Now, there is a chance that both you and I just overdosed on West Coast clichés there – well, imagine the onslaught continues for a further 31 minutes and you’d pretty much some up “Mars Attacks” by a (you guessed it) West Coast rapper named Mars. There are as many positives as there are negatives on this album. I say album, but really this is more of a good old-fashioned EP – and it is all the better for it.

By a heavy stroke of luck, the first time I played this album was actually in my car – and I tell you now, your ride is THE perfect place to play these absolutely smokin’ beats. Seriously, the music on this album is excellently chosen – and although it is clearly derivative on Dr Dre’s “2001” LP, it is all the better for it. Unfortunately, the sub in my car is out of action – but if your whip is packing some serious bass, then you will enjoy pumping these heavy beats with the windows down and your system up!

After a short intro, the funky Menacide-produced “Do It” creeps into action, completely with catchy chorus and dirty bass line. A short skit follows, leading into “Won’t Find Me” – Ryval arranges the beat, as Mars ducks and dodges the police. The album continues with the dark “My Block”, and the ‘roll’ of the song is exceptional (aspiring producers, take note), and Sho Down does indeed rock it. Next up, the excellent “Second Time Around”, featuring none other than Spice 1 (who makes a sterling contribution with his guest verse), and the only real dip arrives in the form of the underwhelming “Break It Off”.

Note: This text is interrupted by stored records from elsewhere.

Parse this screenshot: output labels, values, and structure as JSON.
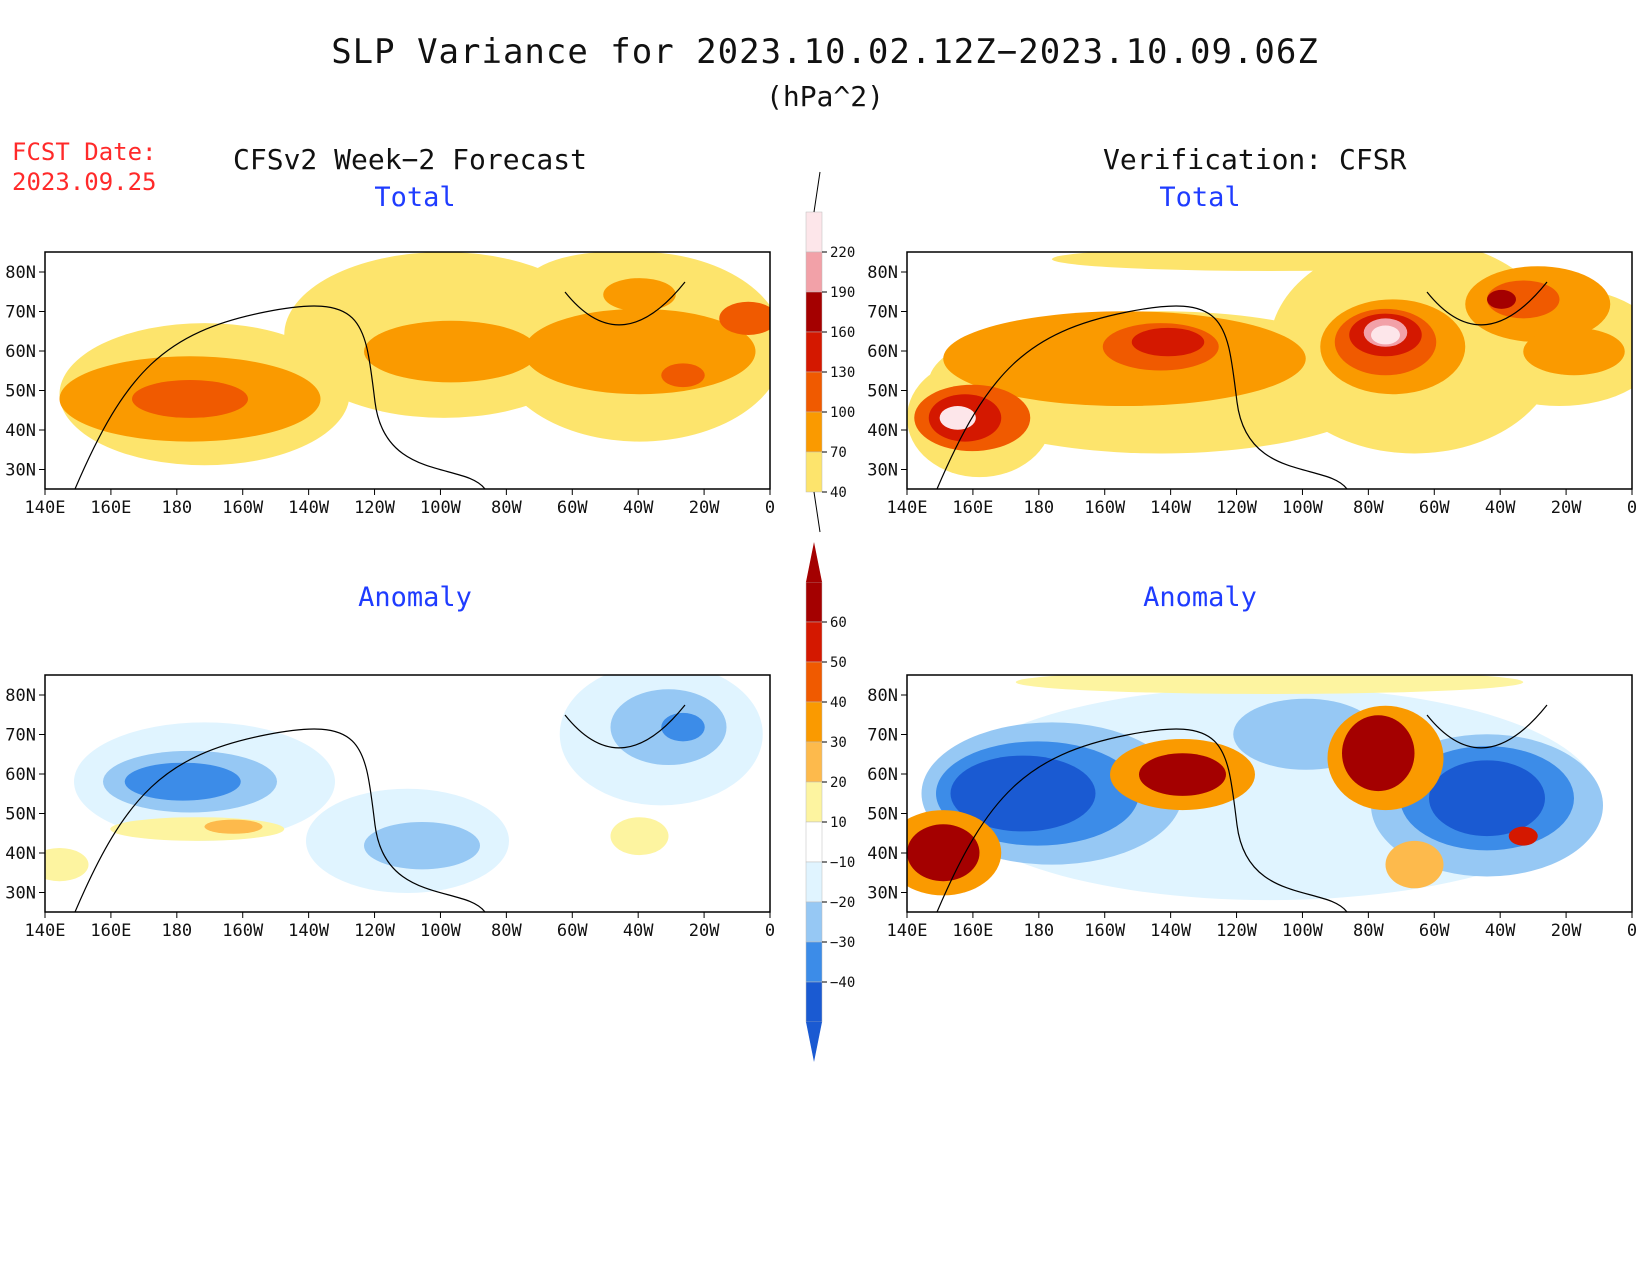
{
  "header": {
    "title": "SLP Variance for 2023.10.02.12Z−2023.10.09.06Z",
    "units": "(hPa^2)",
    "fcst_label": "FCST Date:",
    "fcst_date": "2023.09.25",
    "col_left": "CFSv2 Week−2 Forecast",
    "col_right": "Verification: CFSR"
  },
  "panels": [
    {
      "id": "fcst-total",
      "subtitle": "Total",
      "field": "total"
    },
    {
      "id": "verif-total",
      "subtitle": "Total",
      "field": "total"
    },
    {
      "id": "fcst-anom",
      "subtitle": "Anomaly",
      "field": "anomaly"
    },
    {
      "id": "verif-anom",
      "subtitle": "Anomaly",
      "field": "anomaly"
    }
  ],
  "axes": {
    "lat_labels": [
      "80N",
      "70N",
      "60N",
      "50N",
      "40N",
      "30N"
    ],
    "lon_labels": [
      "140E",
      "160E",
      "180",
      "160W",
      "140W",
      "120W",
      "100W",
      "80W",
      "60W",
      "40W",
      "20W",
      "0"
    ]
  },
  "colorbar_total": {
    "labels": [
      "220",
      "190",
      "160",
      "130",
      "100",
      "70",
      "40"
    ],
    "colors": [
      "#fde6ea",
      "#f2a1a8",
      "#a40000",
      "#d41800",
      "#f05a00",
      "#fa9a00",
      "#fde46c"
    ]
  },
  "colorbar_anomaly": {
    "labels": [
      "60",
      "50",
      "40",
      "30",
      "20",
      "10",
      "−10",
      "−20",
      "−30",
      "−40"
    ],
    "colors": [
      "#a40000",
      "#d41800",
      "#f05a00",
      "#fa9a00",
      "#fdba4c",
      "#fdf4a0",
      "#ffffff",
      "#e0f4ff",
      "#96c8f4",
      "#3c8ce8",
      "#1a5ad2"
    ]
  },
  "palette": {
    "total": [
      "#fde46c",
      "#fa9a00",
      "#f05a00",
      "#d41800",
      "#a40000",
      "#f2a1a8",
      "#fde6ea"
    ],
    "anom_pos": [
      "#fdf4a0",
      "#fdba4c",
      "#fa9a00",
      "#f05a00",
      "#d41800",
      "#a40000"
    ],
    "anom_neg": [
      "#e0f4ff",
      "#96c8f4",
      "#3c8ce8",
      "#1a5ad2"
    ],
    "title_blue": "#1f3cff",
    "fcst_red": "#ff2a2a"
  }
}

A strange beat that somehow contrives to work pretty well blesses “Heartless” – and the liner notes reveal that Mars himself produces the track. After another skit, the final two tracks round off the album nicely – in particular the guitar-tinged “Come a Long Way”. And that is the end – a short but consistent album, with impressive beats and relatively catchy choruses all the way through.

Well, no. That is not quite everything – there is the issue of the MC himself. Although he has a weird, unique voice filled with character, a pleasing flow, and an obvious ability to produce a well-crafted song, his lyrics should have moved on into the new millennium at some point. Yet, they remain stuck in an incredibly clichéd world of guns, sex, violence and drugs. His voice level is dialled down, so it is not always obvious what he is saying – and this can be a blessing. Only upon the second listen of “Do It” did I realise what he is actually saying – “Do that pussy man… Don’t ask permission, Stick it anyway”. Excuse me, Mars – I’m pretty sure that is called ‘rape’.

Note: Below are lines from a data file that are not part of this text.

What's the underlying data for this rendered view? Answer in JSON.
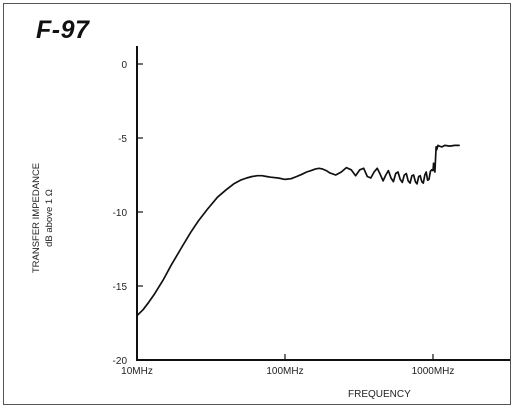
{
  "chart_data": {
    "type": "line",
    "title": "F-97",
    "ylabel_line1": "TRANSFER IMPEDANCE",
    "ylabel_line2": "dB above 1 Ω",
    "xlabel": "FREQUENCY",
    "xscale": "log",
    "xlim_mhz": [
      10,
      3000
    ],
    "ylim": [
      -20,
      0
    ],
    "xticks": [
      {
        "value": 10,
        "label": "10MHz"
      },
      {
        "value": 100,
        "label": "100MHz"
      },
      {
        "value": 1000,
        "label": "1000MHz"
      }
    ],
    "yticks": [
      {
        "value": 0,
        "label": "0"
      },
      {
        "value": -5,
        "label": "-5"
      },
      {
        "value": -10,
        "label": "-10"
      },
      {
        "value": -15,
        "label": "-15"
      },
      {
        "value": -20,
        "label": "-20"
      }
    ],
    "grid": false,
    "line_color": "#111111",
    "series": [
      {
        "x_mhz": [
          10,
          11,
          12,
          13,
          15,
          17,
          20,
          23,
          26,
          30,
          35,
          40,
          45,
          50,
          55,
          60,
          65,
          70,
          75,
          80,
          90,
          100,
          110,
          120,
          130,
          140,
          150,
          160,
          170,
          180,
          190,
          200,
          220,
          240,
          260,
          280,
          300,
          320,
          340,
          360,
          380,
          400,
          420,
          440,
          460,
          480,
          500,
          520,
          540,
          560,
          580,
          600,
          620,
          640,
          660,
          680,
          700,
          720,
          740,
          760,
          780,
          800,
          820,
          840,
          860,
          880,
          900,
          920,
          940,
          960,
          980,
          1000,
          1010,
          1030,
          1050,
          1060,
          1080,
          1100,
          1150,
          1200,
          1300,
          1400,
          1500
        ],
        "y": [
          -17.0,
          -16.6,
          -16.1,
          -15.6,
          -14.6,
          -13.6,
          -12.4,
          -11.4,
          -10.6,
          -9.8,
          -9.0,
          -8.5,
          -8.1,
          -7.85,
          -7.7,
          -7.6,
          -7.55,
          -7.55,
          -7.6,
          -7.65,
          -7.7,
          -7.8,
          -7.75,
          -7.6,
          -7.45,
          -7.3,
          -7.2,
          -7.1,
          -7.05,
          -7.1,
          -7.2,
          -7.35,
          -7.5,
          -7.3,
          -7.0,
          -7.15,
          -7.55,
          -7.15,
          -7.05,
          -7.6,
          -7.7,
          -7.3,
          -7.05,
          -7.45,
          -7.9,
          -7.5,
          -7.2,
          -7.7,
          -7.95,
          -7.4,
          -7.3,
          -7.8,
          -8.0,
          -7.5,
          -7.4,
          -7.9,
          -8.05,
          -7.55,
          -7.5,
          -7.95,
          -8.1,
          -7.6,
          -7.55,
          -7.95,
          -8.05,
          -7.5,
          -7.3,
          -7.85,
          -7.8,
          -7.25,
          -7.15,
          -7.2,
          -6.7,
          -7.3,
          -5.6,
          -5.8,
          -5.5,
          -5.55,
          -5.6,
          -5.5,
          -5.55,
          -5.5,
          -5.5
        ]
      }
    ]
  }
}
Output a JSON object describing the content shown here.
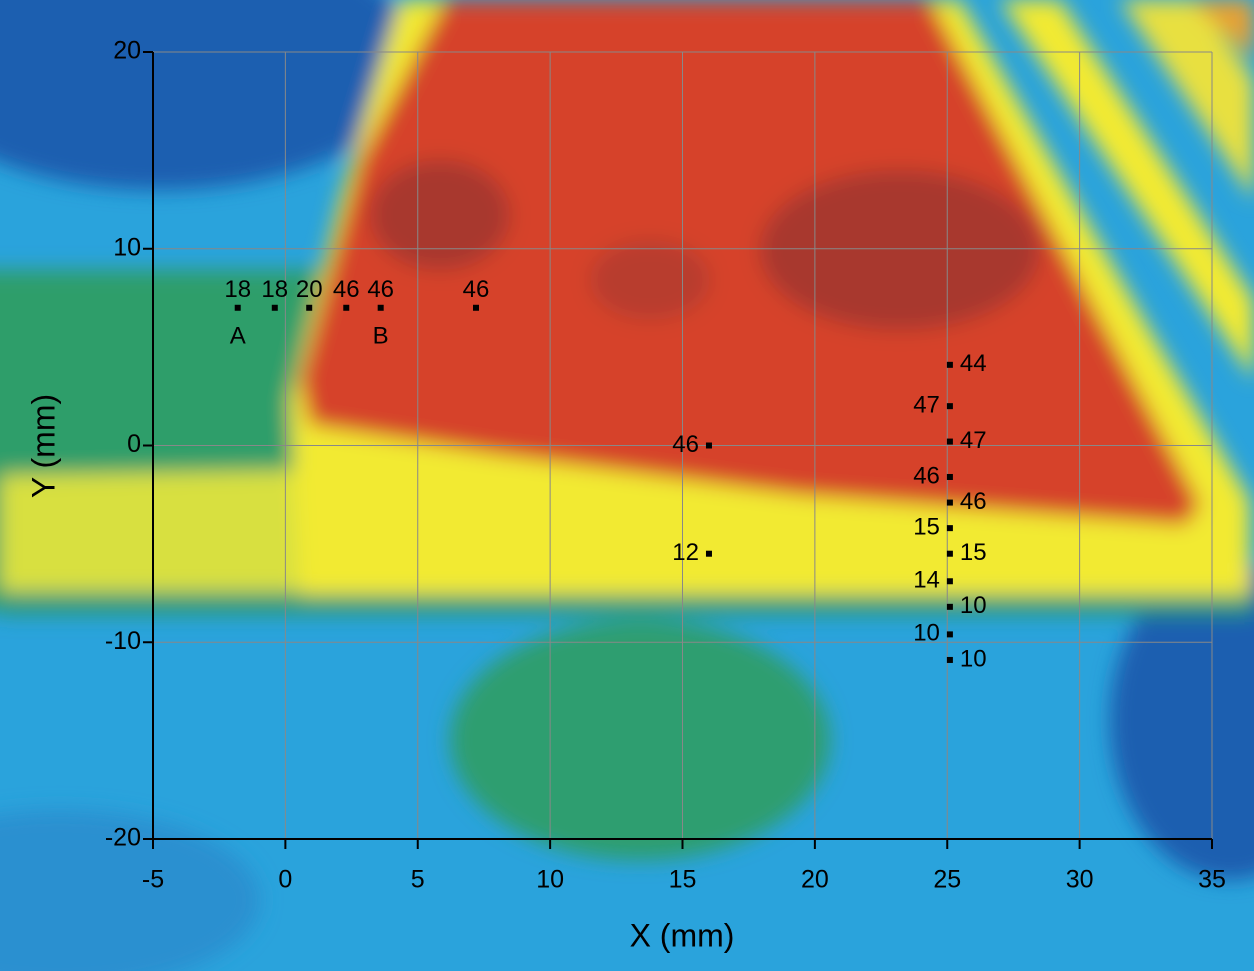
{
  "chart_data": {
    "type": "scatter",
    "xlabel": "X (mm)",
    "ylabel": "Y (mm)",
    "xlim": [
      -5,
      35
    ],
    "ylim": [
      -20,
      20
    ],
    "xticks": [
      -5,
      0,
      5,
      10,
      15,
      20,
      25,
      30,
      35
    ],
    "yticks": [
      -20,
      -10,
      0,
      10,
      20
    ],
    "grid": true,
    "series": [
      {
        "color": "#000000",
        "x": [
          -1.8,
          -0.4,
          0.9,
          2.3,
          3.6,
          7.2,
          16,
          16,
          25.1,
          25.1,
          25.1,
          25.1,
          25.1,
          25.1,
          25.1,
          25.1,
          25.1,
          25.1,
          25.1
        ],
        "values": [
          7,
          7,
          7,
          7,
          7,
          7,
          0,
          -5.5,
          4.1,
          2,
          0.2,
          -1.6,
          -2.9,
          -4.2,
          -5.5,
          -6.9,
          -8.2,
          -9.6,
          -10.9
        ],
        "point_labels": [
          "18",
          "18",
          "20",
          "46",
          "46",
          "46",
          "46",
          "12",
          "44",
          "47",
          "47",
          "46",
          "46",
          "15",
          "15",
          "14",
          "10",
          "10",
          "10"
        ]
      }
    ],
    "annotations": [
      {
        "text": "A",
        "x": -1.8,
        "y": 5.5
      },
      {
        "text": "B",
        "x": 3.6,
        "y": 5.5
      }
    ]
  }
}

It is a disappointment that such rhymes continue to proliferate, and in all honestly it almost ruins a somewhat promising debut. Dope beats, good flow, solid choruses – these are all undermined by corny lyrics. But who knows, maybe Mars can outgrow these rhymes and stumble upon a formula where he can spit more imaginative rhymes, whilst still maintaining a solid sales record. I do hope so, as he clearly has talent – but talent without direction is usually wasted. Maybe Mars is getting money, but it would be nice if, like Dr Dre, he occasionally rises above the waste land just to give a birds-eye view of his planet. If he could do so, I’d be happy to orbit around Mars sometime in the future.